Je me suis levée ce matin et voilà, c’est arrivé. Tout était simple. J’ai parlé avec le chien. Je lui ai caressé son coco doux. J’ai trouvé deux bas pareils. J’ai fait la première sortie quotidienne avec Madame Wendy qui doit aller dehors le matin pour éviter de chier dans les coins. Une petite neige fine. J’ai fait le café. La première gorgée était parfaite. J’ai écouté de la musique. Bon Iver et j’ai trouvé que cela était beau. J’ai travaillé sur certains dossiers pour le boulot. Ils ont avancé. Pour déjeuner, j’ai repoussé l’ordinateur. J’ai mangé mon petit croissant. Ma confiture goûtait le ciel. J’ai lu Carver Tu veux que je te fasse voir quelque chose. C’était parfait. Il réussit à mettre dans ses nouvelles exactement le genre de choses qui rendent la vie impossible. Étrangère. Ce qui fait que parfois on s’arrête et on regarde en se disant : «tout ça est-il bien réel ou s’agit-il là d’un décor de cinéma?» Puis j’ai lu Pessoa et j’ai trouvé le lieu littéraire du recueillement dans cet extrait :
«Je ne crois pas en Dieu car je ne l’ai jamais vu.
S’il voulait que je croie en lui,
Sans nul doute il viendrait me parler
Et entrerait chez moi par la porte
En me disant Me voici!
(Cela est peut-être ridicule à entendre
Pour ceux qui, ignorant ce que c’est que regarder les choses,
Ne comprennent pas celui qui parle d’elles
Avec cette façon de parler enseignée par l’attention aux choses.)

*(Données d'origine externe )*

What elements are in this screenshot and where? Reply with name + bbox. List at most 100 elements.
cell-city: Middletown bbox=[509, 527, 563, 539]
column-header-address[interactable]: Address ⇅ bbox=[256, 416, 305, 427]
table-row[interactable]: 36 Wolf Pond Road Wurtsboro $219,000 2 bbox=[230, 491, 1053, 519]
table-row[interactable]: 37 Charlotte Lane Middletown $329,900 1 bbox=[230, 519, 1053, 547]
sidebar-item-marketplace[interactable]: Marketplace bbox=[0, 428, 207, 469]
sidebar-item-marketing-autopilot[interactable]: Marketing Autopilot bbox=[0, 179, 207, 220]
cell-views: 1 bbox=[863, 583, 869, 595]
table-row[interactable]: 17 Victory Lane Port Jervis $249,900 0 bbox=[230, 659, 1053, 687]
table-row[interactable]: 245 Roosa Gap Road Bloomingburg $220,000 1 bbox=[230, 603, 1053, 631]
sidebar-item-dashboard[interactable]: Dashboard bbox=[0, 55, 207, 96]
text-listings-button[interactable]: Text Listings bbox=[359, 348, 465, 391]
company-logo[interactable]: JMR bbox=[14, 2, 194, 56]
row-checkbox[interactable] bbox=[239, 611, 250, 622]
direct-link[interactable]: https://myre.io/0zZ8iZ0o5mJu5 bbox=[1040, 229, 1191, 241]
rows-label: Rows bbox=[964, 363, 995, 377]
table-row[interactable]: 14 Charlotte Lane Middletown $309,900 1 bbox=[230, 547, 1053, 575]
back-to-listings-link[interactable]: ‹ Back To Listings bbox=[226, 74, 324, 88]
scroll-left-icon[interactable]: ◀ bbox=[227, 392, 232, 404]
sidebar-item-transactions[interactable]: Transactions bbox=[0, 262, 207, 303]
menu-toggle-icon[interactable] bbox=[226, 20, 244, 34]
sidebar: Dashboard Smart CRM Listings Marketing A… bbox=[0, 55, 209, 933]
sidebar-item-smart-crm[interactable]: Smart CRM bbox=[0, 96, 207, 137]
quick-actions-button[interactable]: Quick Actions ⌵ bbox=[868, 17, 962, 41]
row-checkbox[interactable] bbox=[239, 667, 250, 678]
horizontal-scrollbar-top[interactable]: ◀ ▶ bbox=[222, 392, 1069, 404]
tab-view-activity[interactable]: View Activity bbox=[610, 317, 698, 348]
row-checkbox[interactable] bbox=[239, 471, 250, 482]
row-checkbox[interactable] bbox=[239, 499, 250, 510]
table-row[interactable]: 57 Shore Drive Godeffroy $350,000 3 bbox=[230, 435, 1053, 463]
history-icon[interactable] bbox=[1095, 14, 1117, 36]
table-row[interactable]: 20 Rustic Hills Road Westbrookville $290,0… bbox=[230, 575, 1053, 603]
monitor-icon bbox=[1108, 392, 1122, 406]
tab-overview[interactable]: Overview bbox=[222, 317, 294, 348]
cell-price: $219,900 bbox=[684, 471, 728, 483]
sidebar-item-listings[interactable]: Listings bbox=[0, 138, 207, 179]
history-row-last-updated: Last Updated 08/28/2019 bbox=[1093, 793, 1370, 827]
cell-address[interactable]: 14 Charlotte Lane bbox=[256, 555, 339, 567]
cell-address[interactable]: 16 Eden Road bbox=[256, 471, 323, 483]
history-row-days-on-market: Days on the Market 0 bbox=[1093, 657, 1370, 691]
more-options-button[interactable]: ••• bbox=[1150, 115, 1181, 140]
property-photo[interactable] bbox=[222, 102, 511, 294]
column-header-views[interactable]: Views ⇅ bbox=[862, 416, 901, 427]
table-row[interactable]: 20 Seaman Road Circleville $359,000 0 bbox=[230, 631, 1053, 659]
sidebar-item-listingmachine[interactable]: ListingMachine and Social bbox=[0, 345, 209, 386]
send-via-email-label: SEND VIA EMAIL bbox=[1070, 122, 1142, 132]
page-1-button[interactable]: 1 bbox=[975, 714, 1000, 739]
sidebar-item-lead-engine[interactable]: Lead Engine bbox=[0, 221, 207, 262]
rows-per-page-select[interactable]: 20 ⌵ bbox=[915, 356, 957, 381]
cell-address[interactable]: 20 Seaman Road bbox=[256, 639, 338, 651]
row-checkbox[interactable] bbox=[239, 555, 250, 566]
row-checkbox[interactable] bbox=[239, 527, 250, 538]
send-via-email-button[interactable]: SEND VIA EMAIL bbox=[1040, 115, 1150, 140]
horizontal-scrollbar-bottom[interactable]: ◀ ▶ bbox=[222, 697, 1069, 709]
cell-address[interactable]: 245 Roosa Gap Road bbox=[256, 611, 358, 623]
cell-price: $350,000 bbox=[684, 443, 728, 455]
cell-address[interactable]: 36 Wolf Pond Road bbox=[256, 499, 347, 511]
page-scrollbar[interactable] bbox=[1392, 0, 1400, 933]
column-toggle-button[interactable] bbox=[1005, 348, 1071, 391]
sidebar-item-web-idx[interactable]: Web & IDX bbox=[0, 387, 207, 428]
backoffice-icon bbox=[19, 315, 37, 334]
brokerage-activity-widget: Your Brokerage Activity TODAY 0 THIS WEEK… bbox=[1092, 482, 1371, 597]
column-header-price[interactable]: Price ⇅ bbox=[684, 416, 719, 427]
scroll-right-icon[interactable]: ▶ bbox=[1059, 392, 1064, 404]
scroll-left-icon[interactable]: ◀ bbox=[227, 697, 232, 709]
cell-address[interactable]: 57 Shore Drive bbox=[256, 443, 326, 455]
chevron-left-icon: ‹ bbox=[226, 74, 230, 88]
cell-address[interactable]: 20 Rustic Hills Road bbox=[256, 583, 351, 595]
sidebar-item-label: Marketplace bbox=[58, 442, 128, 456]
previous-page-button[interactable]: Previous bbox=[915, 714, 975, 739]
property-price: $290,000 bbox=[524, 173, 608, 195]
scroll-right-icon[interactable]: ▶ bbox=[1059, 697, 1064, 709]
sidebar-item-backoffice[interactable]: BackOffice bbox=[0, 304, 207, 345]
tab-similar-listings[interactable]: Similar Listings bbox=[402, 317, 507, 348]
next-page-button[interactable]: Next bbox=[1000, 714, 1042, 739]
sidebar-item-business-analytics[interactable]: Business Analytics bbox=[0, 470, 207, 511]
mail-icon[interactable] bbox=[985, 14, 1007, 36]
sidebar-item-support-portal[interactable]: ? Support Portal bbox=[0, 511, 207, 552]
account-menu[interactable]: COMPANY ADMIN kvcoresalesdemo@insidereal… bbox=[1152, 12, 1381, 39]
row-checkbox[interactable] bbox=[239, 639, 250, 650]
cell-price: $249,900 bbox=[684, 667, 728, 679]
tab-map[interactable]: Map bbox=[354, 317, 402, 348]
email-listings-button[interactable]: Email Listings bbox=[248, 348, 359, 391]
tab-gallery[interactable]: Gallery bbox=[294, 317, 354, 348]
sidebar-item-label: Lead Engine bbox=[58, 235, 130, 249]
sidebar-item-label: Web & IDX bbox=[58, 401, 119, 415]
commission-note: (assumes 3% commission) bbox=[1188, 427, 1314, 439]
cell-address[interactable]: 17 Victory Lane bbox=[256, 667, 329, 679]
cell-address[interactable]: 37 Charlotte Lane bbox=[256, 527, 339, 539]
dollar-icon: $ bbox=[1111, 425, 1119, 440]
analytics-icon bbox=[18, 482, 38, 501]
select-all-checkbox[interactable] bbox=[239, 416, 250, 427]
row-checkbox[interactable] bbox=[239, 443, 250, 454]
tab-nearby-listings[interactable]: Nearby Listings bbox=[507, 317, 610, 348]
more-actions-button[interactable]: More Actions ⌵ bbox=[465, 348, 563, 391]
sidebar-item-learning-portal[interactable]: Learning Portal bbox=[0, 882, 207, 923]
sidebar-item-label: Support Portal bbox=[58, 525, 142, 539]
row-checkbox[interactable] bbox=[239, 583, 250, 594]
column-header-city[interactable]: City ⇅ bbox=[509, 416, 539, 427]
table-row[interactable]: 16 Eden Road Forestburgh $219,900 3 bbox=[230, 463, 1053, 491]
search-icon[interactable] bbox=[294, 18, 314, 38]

Mais si Dieu est ceci : les fleurs et les arbres
Et les monts et le soleil et le clair de lune,
Alors je crois en lui,
Alors je crois en lui à toute heure,
Et ma vie est toute entière une oraison et une messe,
Et une communion avec les yeux et par les oreilles.
Mais si Dieu est ceci : les arbres et les fleurs
Et les monts et le clair de lune et le soleil
Ça me sert à quoi de l’appeler Dieu?
Je l’appelle fleurs et arbres et monts et soleil et clair de lune;
Parce que, s’il s’est fait, pour que je le voie,
Soleil et clair de lune et fleurs et arbres et monts,
S’il m’apparaît comme étant arbres et monts
Et clair de lune et soleil et fleurs,
C’est qu’il veut que je le connaisse
En tant qu’arbres et monts et fleurs et clair de lune et soleil.
Et voilà pourquoi je lui obéis,
(Que sais-je moi d’autre de Dieu que Dieu lui-même?),
Je lui obéis en vivant spontanément,
Comme qui ouvre les yeux et voit,
Et je l’appelle clair de lune et soleil et fleurs et arbres et monts,
Et je l’aime sans penser à lui
Et je le pense en voyant et en écoutant,
Et je vais en sa compagnie à toute heure.»
J’ai pleuré. Arriver à parler de Dieu avec une telle intelligence. Arriver à parler de Dieu en affirmant qu’on n’y croit pas. J’ai pleuré de joie.
Ce matin c’était facile. Alors, pour tous ces jours où il faut se bagarrer pour être heureux. Où ça sollicite toute notre intelligence. Pour tous ces autres jours, ce matin, j’ai savouré. Simplement.